Rosenbergler, Ethel Rosenberg’in kardeşi David Greenglass’ın çalıştığı New Mexico’daki araştırma merkezinden edindikleri nükleer silah sırlarını Rus ajanlara ileten casuslar olarak suçlandılar
17 Temmuz 1950’de Julies, 11 Ağustos’ta da karısı Ethel tutuklandı. Çift kendilerine yapılan suçlamaları reddetti. Ancak aleyhlerine tanıklık edenler vardı. 5 Nisan 1951’de ise her ikisi de idam cezasına çarptırıldı
Toplanan delillerde Julius Rosenberg’in aktif olarak casusluk yaptığı yer almış, ancak suçlu bulunduğu casuslukla kendisinin ya da Ethel Rosenberg’in ilgisi olduğuna dair herhangi bir delil bulunamadı.

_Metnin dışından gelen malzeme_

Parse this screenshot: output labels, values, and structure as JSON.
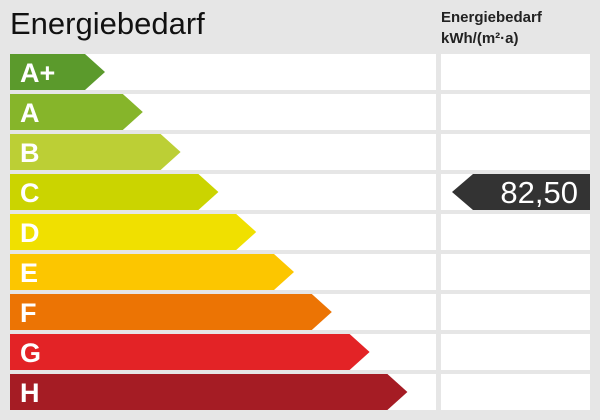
{
  "title": "Energiebedarf",
  "column_header": {
    "line1": "Energiebedarf",
    "line2": "kWh/(m²·a)"
  },
  "chart_data": {
    "type": "bar",
    "title": "Energiebedarf",
    "categories": [
      "A+",
      "A",
      "B",
      "C",
      "D",
      "E",
      "F",
      "G",
      "H"
    ],
    "colors": [
      "#5b9a2c",
      "#86b52a",
      "#bccf35",
      "#cbd400",
      "#f0e000",
      "#fcc600",
      "#ec7404",
      "#e32326",
      "#a51c24"
    ],
    "marker": {
      "category": "C",
      "value": "82,50",
      "color": "#333333"
    }
  }
}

Tepkiler üzerine ise McCharty hükümeti çiftle uzlaşmak için anlaşma teklif etti. Hükümet casus olduklarını itiraf etmeleri karşılığında idam cezasını 30 yıla indirmeyi teklif etti ancak Rosenbergler bunu reddetti
Hükümetin çabaları bununla da sınırlı kalmadı. Çifti birbirlerinin aleyhine tanıklık yapmaya zorladılar. Ethel ve Julius’a ayrı ayrı gidip eşinin onun hakkında itirafta bulunduğu söylediler. Ancak Rosenberg çifti bu komploya inanmadı.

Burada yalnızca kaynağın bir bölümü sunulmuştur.